Khan sendiri maupun ketiga panglima besar yang duduk di sampingnya, merasa
penasaran dan heran atas sikap dingin dan keberanian Cin Hai.
“Anak muda, kau berani dan tinggi hati. Apakah
ini terdorong oleh sifatmu yang sombong dan karena kau mengandalkan ilmu
kepandaianmu?” tanya pula Yagali Khan sambil menerima surat itu.
“Tidak demikian, Yagali Khan. Aku adalah
seorang utusan dan pada saat ini aku boleh dibilang sebagai wakil kaisar yang
memerintahkan datang memberikan surat dan mengadakan perundingan dengan kau.
Maka sesuai pula dengan kebesaran kaisar negaraku, aku pun tidak boleh
merendahkan diri di hadapan seorang raja muda asing, apa lagi karena aku berada
di atas tanah sendiri sedangkan kau dan barisanmu merupakan tamu-tamu belaka.”
Jawaban ini diucapkan dengan tenang dan tabah
hingga Yagali Khan merasa makin heran dan kagum.
“Anak muda, kalau aku menggerakkan seluruh
perwira dan pasukanku, apa kaukira kau yang hanya seorang diri ini, betapapun
tinggi kepandaianmu, akan dapat membela diri dan pulang dengan selamat?”

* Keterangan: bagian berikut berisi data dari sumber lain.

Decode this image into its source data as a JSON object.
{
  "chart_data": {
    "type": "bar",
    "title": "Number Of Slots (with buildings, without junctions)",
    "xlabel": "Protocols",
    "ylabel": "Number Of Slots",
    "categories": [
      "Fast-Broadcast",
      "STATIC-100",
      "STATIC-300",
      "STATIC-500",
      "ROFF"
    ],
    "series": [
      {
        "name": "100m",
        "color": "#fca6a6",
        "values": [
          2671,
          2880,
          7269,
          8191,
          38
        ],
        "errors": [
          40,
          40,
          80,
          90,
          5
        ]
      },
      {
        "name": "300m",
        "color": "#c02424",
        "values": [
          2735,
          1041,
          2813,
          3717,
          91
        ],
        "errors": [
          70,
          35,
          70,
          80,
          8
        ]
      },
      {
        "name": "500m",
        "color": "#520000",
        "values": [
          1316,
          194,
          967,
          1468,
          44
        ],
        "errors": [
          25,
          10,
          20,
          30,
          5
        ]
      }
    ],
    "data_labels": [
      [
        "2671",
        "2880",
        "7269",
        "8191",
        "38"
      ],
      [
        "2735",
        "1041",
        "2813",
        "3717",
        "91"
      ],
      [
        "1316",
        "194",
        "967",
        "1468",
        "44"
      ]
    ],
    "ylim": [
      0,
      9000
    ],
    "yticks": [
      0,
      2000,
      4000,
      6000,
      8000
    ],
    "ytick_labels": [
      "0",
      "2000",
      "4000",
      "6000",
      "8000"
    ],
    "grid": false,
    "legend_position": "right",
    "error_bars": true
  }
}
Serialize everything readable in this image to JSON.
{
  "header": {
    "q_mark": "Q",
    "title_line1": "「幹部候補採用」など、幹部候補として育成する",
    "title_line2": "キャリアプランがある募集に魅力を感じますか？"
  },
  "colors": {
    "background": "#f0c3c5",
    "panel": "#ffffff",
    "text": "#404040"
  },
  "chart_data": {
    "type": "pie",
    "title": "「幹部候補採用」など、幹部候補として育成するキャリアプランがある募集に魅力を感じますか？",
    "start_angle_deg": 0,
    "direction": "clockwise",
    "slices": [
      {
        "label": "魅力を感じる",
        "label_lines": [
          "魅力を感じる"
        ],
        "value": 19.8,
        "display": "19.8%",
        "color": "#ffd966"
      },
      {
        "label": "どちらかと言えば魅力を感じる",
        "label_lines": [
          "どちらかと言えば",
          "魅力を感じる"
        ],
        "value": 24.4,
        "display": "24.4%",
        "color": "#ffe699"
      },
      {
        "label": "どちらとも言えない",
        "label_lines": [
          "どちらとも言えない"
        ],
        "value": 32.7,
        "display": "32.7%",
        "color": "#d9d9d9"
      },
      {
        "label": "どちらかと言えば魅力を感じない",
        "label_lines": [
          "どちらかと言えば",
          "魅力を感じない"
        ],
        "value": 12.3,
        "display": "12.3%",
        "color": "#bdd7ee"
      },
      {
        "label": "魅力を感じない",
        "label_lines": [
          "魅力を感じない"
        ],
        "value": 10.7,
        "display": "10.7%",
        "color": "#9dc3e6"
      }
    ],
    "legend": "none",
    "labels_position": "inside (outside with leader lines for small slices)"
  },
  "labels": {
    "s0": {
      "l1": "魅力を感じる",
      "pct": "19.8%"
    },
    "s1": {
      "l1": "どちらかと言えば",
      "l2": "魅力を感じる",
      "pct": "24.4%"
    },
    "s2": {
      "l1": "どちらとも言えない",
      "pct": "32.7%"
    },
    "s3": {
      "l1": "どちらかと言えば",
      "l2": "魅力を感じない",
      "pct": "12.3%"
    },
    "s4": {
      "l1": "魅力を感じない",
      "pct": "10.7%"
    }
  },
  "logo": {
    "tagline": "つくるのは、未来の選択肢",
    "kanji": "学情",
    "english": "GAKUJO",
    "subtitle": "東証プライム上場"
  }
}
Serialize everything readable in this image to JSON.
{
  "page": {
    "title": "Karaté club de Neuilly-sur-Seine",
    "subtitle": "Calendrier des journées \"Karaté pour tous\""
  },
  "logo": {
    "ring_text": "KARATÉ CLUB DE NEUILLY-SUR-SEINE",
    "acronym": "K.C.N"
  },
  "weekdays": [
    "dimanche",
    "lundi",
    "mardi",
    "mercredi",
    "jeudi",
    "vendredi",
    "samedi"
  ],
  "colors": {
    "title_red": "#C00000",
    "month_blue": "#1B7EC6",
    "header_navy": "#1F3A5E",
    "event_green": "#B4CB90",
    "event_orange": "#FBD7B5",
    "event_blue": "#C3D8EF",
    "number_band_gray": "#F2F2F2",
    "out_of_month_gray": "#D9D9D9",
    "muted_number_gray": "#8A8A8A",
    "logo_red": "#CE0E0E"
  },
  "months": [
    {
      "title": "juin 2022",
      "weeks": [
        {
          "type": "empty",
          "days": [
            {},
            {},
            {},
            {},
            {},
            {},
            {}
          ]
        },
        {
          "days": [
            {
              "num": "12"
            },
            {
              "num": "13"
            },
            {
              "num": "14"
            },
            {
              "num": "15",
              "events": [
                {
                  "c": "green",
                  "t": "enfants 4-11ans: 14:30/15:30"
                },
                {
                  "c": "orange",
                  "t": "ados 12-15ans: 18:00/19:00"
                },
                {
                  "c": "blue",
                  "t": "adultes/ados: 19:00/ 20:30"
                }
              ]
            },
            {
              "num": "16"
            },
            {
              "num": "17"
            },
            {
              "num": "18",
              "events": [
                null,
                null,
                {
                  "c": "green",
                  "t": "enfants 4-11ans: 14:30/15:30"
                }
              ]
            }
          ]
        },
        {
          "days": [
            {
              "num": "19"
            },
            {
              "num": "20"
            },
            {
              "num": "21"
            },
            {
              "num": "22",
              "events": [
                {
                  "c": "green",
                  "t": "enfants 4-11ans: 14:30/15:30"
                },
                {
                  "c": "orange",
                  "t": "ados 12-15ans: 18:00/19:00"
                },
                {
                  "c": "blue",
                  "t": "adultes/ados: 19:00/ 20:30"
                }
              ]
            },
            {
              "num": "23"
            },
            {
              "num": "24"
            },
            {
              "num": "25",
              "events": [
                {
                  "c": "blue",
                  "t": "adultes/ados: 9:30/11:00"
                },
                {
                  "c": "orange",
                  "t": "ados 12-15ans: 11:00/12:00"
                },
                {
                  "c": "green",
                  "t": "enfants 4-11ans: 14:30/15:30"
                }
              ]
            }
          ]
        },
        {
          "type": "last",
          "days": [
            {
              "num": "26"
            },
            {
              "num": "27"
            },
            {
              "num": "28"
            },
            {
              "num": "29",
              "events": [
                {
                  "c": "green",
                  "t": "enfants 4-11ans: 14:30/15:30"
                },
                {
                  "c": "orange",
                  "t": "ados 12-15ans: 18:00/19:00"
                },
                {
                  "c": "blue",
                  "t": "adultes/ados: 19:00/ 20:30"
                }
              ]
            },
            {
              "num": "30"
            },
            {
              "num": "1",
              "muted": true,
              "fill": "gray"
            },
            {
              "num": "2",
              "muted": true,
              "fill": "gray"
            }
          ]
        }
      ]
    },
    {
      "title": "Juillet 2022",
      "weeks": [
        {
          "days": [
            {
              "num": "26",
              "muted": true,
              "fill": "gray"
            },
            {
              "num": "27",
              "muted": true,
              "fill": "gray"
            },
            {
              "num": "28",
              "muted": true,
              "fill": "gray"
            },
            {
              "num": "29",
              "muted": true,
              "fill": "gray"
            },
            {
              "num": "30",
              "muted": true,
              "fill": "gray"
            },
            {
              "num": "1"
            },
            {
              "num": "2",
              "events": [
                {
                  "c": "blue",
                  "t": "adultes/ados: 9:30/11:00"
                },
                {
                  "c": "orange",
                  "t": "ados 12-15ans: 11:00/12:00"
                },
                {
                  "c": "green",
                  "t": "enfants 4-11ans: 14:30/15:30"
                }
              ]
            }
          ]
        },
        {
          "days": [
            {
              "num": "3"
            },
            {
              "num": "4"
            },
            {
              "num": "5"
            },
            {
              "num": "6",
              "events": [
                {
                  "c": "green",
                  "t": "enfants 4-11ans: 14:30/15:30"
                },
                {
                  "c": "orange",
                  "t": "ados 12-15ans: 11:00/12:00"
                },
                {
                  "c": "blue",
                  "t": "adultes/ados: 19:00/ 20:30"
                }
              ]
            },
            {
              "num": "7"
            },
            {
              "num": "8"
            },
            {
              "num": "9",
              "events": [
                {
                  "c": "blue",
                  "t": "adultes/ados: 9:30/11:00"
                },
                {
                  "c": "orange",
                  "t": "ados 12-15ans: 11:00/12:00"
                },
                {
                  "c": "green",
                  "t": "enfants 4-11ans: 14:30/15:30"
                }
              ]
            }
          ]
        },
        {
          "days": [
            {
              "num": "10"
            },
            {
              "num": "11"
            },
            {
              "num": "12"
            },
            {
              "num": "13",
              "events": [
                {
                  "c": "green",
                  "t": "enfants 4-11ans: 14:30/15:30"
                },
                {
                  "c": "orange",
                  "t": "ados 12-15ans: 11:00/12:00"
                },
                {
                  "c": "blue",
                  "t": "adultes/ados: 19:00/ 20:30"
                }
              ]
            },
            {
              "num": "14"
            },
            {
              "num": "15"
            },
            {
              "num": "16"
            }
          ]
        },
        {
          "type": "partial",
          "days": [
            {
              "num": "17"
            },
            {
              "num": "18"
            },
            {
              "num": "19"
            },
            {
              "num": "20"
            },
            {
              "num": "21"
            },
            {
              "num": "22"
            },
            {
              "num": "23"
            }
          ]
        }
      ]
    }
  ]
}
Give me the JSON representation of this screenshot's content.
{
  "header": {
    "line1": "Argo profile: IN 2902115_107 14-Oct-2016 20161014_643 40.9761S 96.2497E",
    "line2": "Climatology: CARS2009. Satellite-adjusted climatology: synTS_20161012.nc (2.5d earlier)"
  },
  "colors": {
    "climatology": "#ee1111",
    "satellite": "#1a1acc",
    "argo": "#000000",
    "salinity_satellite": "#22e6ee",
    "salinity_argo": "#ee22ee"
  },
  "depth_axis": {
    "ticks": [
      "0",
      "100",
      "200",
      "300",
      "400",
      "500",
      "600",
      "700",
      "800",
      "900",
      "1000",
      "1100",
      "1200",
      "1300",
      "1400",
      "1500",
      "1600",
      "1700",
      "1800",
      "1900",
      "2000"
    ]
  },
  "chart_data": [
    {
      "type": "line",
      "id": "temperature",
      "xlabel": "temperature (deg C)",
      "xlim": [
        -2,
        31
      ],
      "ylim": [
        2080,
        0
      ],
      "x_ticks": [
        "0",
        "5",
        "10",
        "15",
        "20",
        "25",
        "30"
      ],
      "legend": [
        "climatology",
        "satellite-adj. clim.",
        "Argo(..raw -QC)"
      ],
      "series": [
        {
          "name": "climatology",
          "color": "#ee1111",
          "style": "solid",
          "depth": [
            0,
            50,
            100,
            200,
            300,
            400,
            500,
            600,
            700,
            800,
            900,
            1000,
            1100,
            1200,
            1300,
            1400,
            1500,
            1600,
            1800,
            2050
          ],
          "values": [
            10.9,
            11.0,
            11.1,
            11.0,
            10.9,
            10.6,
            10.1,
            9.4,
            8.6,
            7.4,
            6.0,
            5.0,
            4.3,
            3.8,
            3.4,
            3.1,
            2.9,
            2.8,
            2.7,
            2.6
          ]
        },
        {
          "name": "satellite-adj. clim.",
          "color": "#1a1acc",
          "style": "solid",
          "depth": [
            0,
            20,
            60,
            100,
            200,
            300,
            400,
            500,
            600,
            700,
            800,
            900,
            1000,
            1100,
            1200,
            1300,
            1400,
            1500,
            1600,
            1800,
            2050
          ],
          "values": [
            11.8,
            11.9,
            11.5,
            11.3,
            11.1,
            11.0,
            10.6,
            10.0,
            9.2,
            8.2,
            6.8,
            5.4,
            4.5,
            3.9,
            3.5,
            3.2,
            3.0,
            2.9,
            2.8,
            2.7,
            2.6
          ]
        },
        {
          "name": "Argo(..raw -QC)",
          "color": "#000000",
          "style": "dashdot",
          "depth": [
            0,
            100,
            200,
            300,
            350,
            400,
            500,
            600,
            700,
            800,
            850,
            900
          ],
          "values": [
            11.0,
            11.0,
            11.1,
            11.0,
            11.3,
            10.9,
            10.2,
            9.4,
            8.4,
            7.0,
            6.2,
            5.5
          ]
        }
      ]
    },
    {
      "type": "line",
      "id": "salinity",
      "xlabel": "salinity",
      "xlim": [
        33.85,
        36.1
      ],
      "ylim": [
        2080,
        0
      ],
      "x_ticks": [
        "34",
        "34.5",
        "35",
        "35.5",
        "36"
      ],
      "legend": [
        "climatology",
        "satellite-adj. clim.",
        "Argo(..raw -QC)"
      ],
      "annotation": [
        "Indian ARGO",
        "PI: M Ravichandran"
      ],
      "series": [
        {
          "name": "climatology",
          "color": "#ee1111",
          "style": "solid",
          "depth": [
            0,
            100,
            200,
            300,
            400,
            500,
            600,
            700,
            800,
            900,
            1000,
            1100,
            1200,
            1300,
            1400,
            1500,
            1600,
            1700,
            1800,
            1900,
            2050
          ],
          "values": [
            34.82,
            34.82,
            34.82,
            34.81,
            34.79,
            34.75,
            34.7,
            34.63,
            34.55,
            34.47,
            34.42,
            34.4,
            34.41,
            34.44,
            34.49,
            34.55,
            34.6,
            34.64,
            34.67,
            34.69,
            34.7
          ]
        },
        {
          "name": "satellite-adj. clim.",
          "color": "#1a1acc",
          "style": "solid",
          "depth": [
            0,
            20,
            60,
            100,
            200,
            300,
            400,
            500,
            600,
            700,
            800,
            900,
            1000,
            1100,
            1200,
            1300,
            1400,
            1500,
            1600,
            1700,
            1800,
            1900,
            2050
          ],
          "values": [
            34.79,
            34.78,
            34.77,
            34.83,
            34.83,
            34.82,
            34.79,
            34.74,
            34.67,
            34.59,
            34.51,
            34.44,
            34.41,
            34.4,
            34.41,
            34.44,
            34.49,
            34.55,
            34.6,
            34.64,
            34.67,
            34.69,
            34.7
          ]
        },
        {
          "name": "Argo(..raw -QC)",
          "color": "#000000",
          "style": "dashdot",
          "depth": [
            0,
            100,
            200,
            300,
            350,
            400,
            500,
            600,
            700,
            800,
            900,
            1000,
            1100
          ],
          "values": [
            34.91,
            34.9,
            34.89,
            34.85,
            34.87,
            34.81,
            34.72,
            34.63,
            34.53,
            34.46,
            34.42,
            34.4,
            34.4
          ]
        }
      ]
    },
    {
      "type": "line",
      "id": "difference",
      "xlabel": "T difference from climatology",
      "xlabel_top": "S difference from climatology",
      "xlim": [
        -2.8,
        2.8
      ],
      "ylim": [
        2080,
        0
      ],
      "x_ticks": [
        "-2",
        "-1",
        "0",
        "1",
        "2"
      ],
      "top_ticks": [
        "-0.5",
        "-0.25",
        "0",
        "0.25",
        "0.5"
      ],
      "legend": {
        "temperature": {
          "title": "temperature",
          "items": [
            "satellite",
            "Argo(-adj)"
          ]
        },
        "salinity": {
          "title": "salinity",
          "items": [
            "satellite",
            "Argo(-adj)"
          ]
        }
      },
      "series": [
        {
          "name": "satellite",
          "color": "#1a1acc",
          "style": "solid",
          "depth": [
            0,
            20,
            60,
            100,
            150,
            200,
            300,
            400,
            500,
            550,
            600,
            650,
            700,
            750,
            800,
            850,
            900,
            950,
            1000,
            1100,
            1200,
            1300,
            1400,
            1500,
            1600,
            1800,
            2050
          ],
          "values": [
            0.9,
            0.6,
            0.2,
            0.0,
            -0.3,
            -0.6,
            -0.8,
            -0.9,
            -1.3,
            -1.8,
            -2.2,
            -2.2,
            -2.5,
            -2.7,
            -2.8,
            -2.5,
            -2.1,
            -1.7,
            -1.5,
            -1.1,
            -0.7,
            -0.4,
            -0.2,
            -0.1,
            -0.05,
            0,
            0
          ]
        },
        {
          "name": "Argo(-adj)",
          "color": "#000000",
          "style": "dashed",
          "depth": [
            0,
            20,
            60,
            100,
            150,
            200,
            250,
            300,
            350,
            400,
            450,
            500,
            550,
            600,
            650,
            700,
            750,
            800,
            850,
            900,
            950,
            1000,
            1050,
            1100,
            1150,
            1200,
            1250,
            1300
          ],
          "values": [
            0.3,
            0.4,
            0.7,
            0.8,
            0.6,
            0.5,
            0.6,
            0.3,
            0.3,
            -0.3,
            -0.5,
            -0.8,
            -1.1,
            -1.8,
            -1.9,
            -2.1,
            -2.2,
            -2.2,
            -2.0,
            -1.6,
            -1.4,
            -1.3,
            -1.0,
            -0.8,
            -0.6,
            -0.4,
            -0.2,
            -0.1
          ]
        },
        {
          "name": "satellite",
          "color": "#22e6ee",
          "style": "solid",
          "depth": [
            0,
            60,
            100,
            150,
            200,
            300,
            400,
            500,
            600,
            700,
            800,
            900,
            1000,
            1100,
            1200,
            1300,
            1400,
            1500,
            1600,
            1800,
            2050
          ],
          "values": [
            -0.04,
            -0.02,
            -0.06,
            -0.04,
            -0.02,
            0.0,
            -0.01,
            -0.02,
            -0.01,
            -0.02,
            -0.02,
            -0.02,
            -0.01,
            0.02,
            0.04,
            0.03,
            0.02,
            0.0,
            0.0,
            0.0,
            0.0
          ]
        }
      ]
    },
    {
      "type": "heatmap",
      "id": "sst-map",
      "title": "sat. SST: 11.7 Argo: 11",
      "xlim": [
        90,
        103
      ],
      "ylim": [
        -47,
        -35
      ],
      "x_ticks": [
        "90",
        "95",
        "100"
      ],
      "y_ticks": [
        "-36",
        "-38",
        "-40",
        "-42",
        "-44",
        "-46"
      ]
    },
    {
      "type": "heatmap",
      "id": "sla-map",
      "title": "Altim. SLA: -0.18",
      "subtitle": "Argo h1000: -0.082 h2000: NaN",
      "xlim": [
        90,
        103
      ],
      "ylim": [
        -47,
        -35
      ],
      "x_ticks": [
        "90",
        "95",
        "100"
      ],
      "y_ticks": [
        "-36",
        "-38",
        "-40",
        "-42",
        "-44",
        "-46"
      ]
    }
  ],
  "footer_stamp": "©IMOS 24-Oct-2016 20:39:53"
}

“Aku tidak takut karena hal seperti itu tak
mungkin terjadi,” jawab Cin Hai.
“Mengapa kau bisa berkata demikian? Dengan
hanya mengangkat tangan kananku, ribuan perajurit akan menyerbu dan
menghancurkan tubuhmu dengan golok dan pedang.”
“Sekali lagi aku yakin bahwa hal ini tak
mungkin terjadi. Pertama karena aku adalah seorang utusan dan negara mana pun
di dunia ini takkan mengganggu seorang utusan kaisar! Ke dua kalinya, kalau kau
melanggar aturan ini dan mengerahkan perajurit untuk mongeroyokku, aku akan
melawan mati-matian dan sebelum aku mati, tentu aku akan berhasil merobohkan
ratusan orang-orangmu hingga mati pun takkan rugi. Ke tiga kalinya, kalau kau
melakukan pelanggaran ini, nama Yagali Khan akan tenggelam ke dalam lumpur
kehinaan hingga andaikata kelak kau bisa menjadi seorang raja yang bagaimana
pun besarnya, namamu akan tetap dipandang rendah sebagai seorang raja yang
curang dan tidak tahu akan kesopanan negara.”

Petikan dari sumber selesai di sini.